Considerada a televisão da próxima geração e também chamada de DTV+, ela combina o sinal tradicional por antena com recursos pela internet para entregar imagem em até 8K, com alto nível de interatividade e mantendo a TV aberta.
Para as empresas brasileiras do setor, a TV 3.0 cria oportunidades para desenvolvedores de software, fabricantes de equipamentos, startups e varejo digital. As marcas de radiodifusão podem se reposicionar na geração de dados, com novos modelos de negócio.

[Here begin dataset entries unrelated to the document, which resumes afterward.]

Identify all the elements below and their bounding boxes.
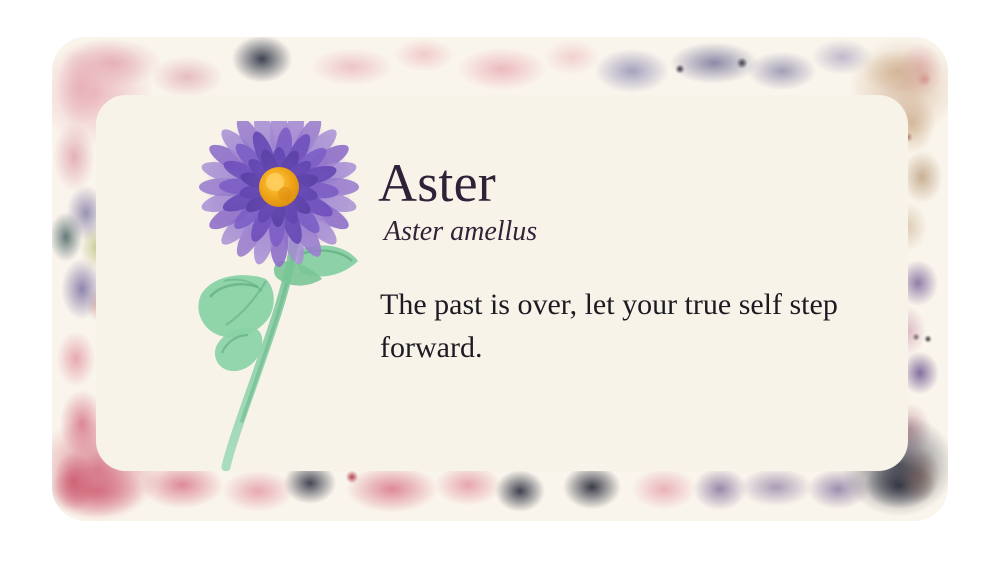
flower-latin-name: Aster amellus [384,215,898,249]
flower-card: Aster Aster amellus The past is over, le… [52,37,948,521]
page-canvas: Aster Aster amellus The past is over, le… [0,0,1000,563]
flower-common-name: Aster [378,155,898,211]
aster-flower-icon [152,121,372,471]
flower-meaning-quote: The past is over, let your true self ste… [380,283,880,369]
flower-text-block: Aster Aster amellus The past is over, le… [378,155,898,369]
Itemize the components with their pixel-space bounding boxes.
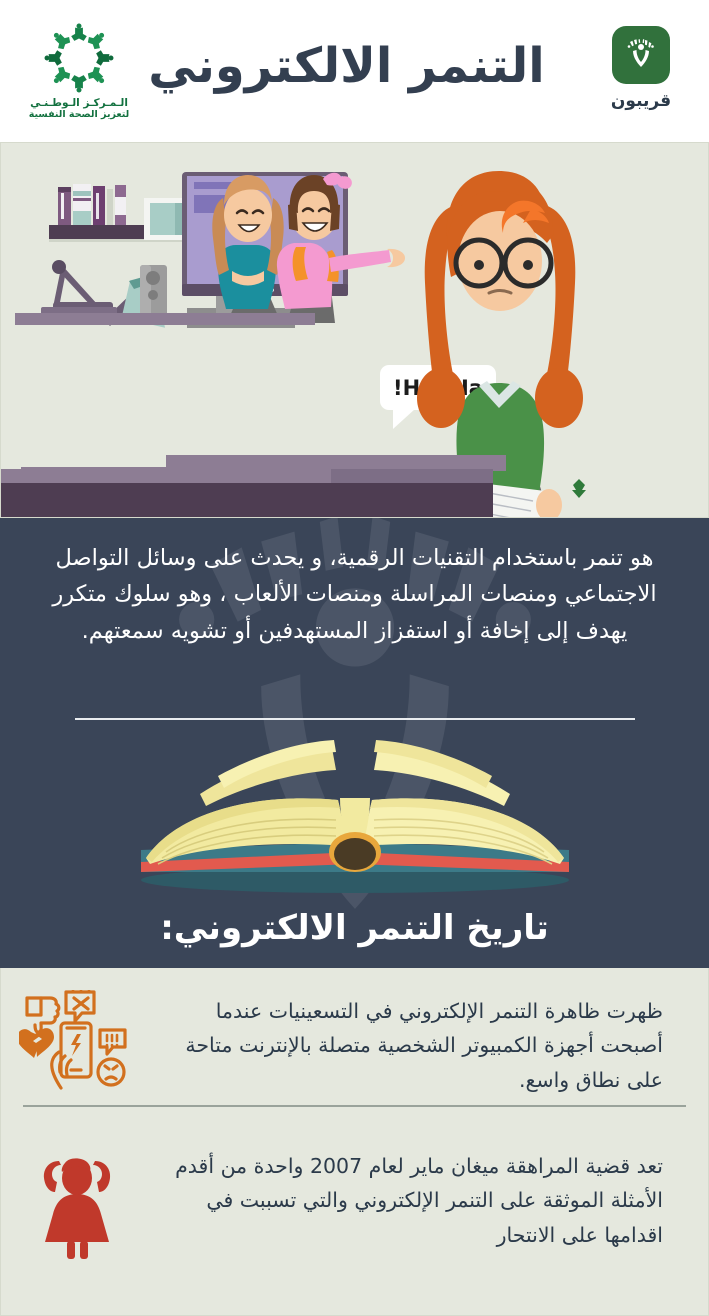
app-badge-label: قريبون [611,91,671,111]
history-megan-meier-text: تعد قضية المراهقة ميغان ماير لعام 2007 و… [158,1149,663,1252]
logo-line-2: لتعزيز الصحة النفسية [29,109,129,120]
national-center-logo-text: الـمـركـز الـوطـنـي لتعزيز الصحة النفسية [29,97,129,121]
divider-gray [23,1105,686,1107]
logo-line-1: الـمـركـز الـوطـنـي [29,97,129,109]
qareeboon-app-icon [612,26,670,84]
header: الـمـركـز الـوطـنـي لتعزيز الصحة النفسية… [0,0,709,142]
cyberbullying-illustration: Ha! Ha! [0,142,709,518]
qareeboon-glyph [619,33,663,77]
history-entry-1990s: ظهرت ظاهرة التنمر الإلكتروني في التسعيني… [0,968,709,1125]
cyberbullying-icons-cluster [19,990,129,1095]
illustration-svg: Ha! Ha! [1,143,708,517]
divider-white [75,718,635,720]
history-1990s-text: ظهرت ظاهرة التنمر الإلكتروني في التسعيني… [183,994,663,1097]
app-badge: قريبون [595,26,687,111]
history-heading: تاريخ التنمر الالكتروني: [0,908,709,948]
open-book-illustration [0,736,709,896]
definition-and-history-section: هو تنمر باستخدام التقنيات الرقمية، و يحد… [0,518,709,968]
girl-figure-icon [29,1153,125,1263]
history-entry-megan-meier: تعد قضية المراهقة ميغان ماير لعام 2007 و… [0,1125,709,1316]
open-book-icon [0,736,709,896]
infographic-page: الـمـركـز الـوطـنـي لتعزيز الصحة النفسية… [0,0,709,1316]
definition-text: هو تنمر باستخدام التقنيات الرقمية، و يحد… [28,540,681,649]
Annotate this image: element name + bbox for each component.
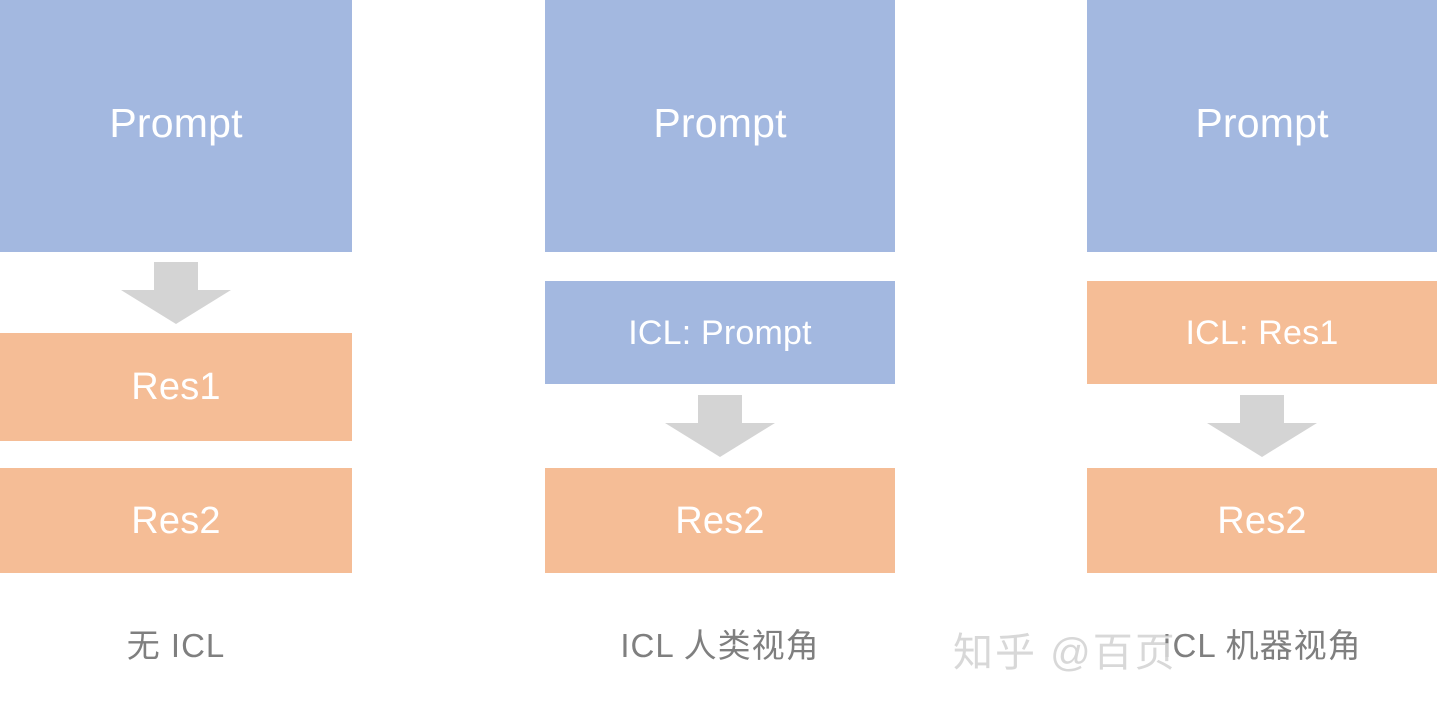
box-icl-prompt: ICL: Prompt (545, 281, 895, 384)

O modelo nacional será apresentado no painel "NextGen TV e TV 3.0: Uma Conversa Global sobre o Futuro da Radiodifusão", com a presença do ministro das Comunicações, Frederico de Siqueira Filho, e a comissária da FCC (Comissão Federal de Comunicações dos EUA), Olivia Trusty.
Um dos mecanismos centrais da nova tecnologia é o chamado T-commerce, o comércio eletrônico que pode ser feito pelo espectador pela televisão, sem o uso de outro dispositivo. O conceito não é inovador, mas a tecnologia 3.0 muda a escala de integração entre sinal de antena e internet. Trata-se de uma nova forma de monetização para as emissoras.
Para o Ministério, a apresentação e a tecnologia representam uma forma de o setor de radiodifusão recuperar participação no mercado publicitário, perdida para plataformas de internet nos últimos anos.
Mas entidades como a Abert (Associação Brasileira de Emissoras de Rádio e TV) e Abratel (Associação Brasileira de Rádio e TV) pediram abertura de linhas de crédito para que empresas no setor possam investir em tecnologia necessária para a mudança.